On the stand, McKenna, a detective for 20 years, openly acknowledged that he had used a ruse on the night after the rape to get Salaam's "confession." The boy, McKenna said, at first repeatedly denied having been in Central Park. Then, went McKenna's testimony, he, the detective, made the following untrue statement to Salaam: "Look, I don't care if you tell me anything. I don't care what you say to me. We have fingerprints on the jogger's pants. They're satin, they're a very smooth surface, and we have been able to get fingerprints off of them. I'm just going to compare your prints to the prints we have on the pants, and if they match up, you don't have to tell me anything. Because you're going down for rape."

At this, according to McKenna's testimony, Salaam blurted, "I was there but I didn't rape her." And then, said McKenna, the boy calmly proceeded to admit that he had hit the downed jogger twice with an iron bar and felt her breasts, but said it was four other boys who actually "fucked her." Salaam identified two of them, Kevin Richardson and Kharey Wise, McKenna testified. He said he didn't know the other two.

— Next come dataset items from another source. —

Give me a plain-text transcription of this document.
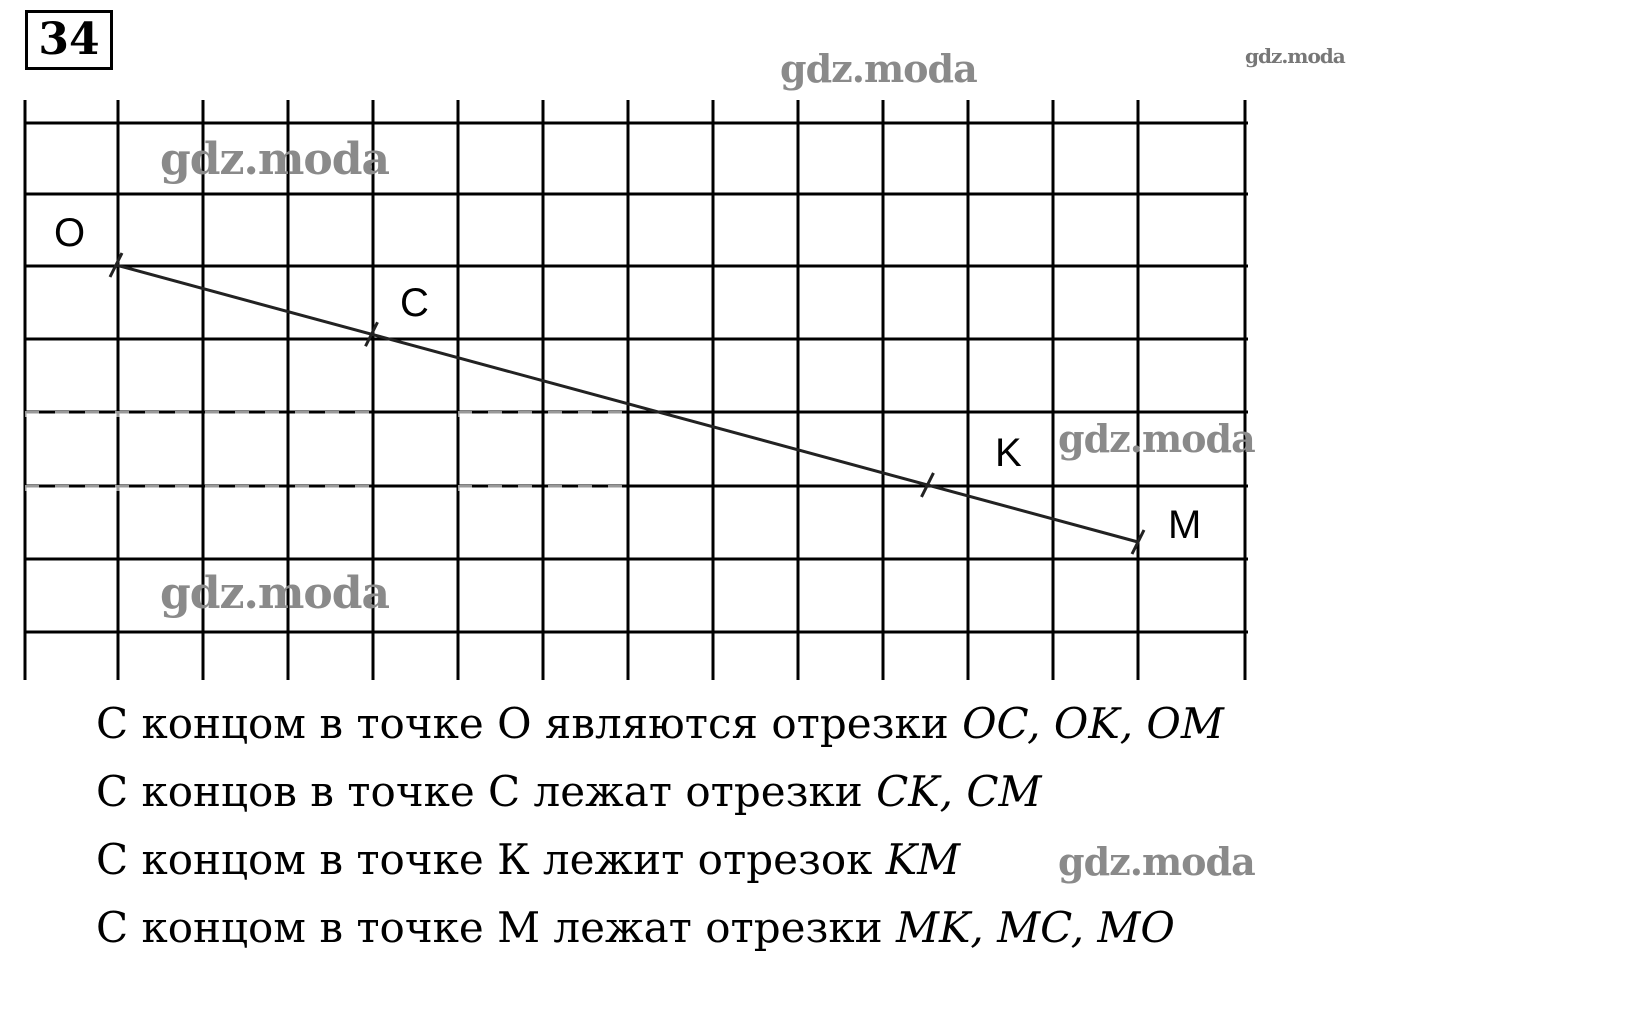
34
O
C
K
M
gdz.moda	gdz.moda
gdz.moda
gdz.moda
gdz.moda
gdz.moda
С концом в точке О являются отрезки OC, OK, OM
С концов в точке С лежат отрезки CK, CM
С концом в точке К лежит отрезок KM
С концом в точке М лежат отрезки MK, MC, MO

There never were, of course, any fingerprints on the jogger's running pants.

As described by McKenna, his trick-playing on Salaam is, under present case law, quite legal. As are many other kinds of law enforcement distortions, misdirections, and veiled (and sometimes not so veiled) suggestions that leniency will be granted if the witness is forthcoming. The justice system's premise for accepting these stratagems is that an innocent person will not falsely incriminate himself.

After the trial, some jurors said the detective had gained credibility with them by being so candid about his methods.

photo by James Hamilton

Probably the most blatant example of the prosecution's contortions under pressure had to do with distorting the meaning of critical evidence—the DNA. To wit, the D.A.'s office all along, right up to the first trial in 1990, had told the press, and therefore the public, that the DNA results were "inconclusive" because they showed only a "weak" or "faint" pattern—leaving the impression that, while there was no match, the samples likely did belong to one or more of the indicted five, but were merely of poor quality. In fact, the semen samples taken from the victim were absolutely conclusive in ways important to the defense.

The prosecution never did reveal the true DNA results and analysis. The FBI did—at the first trial, more than a year after the crime. The disclosure was made by the witness from the FBI laboratory, Special Agent Dwight Adams. And it didn't come in his direct testimony as a witness for the prosecution, because Assistant D.A. Elizabeth Lederer avoided any question to him that might lead to the whole truth. However, Adams told the story openly, with no reluctance, in his cross-examination by defense attorney Mickey Joseph.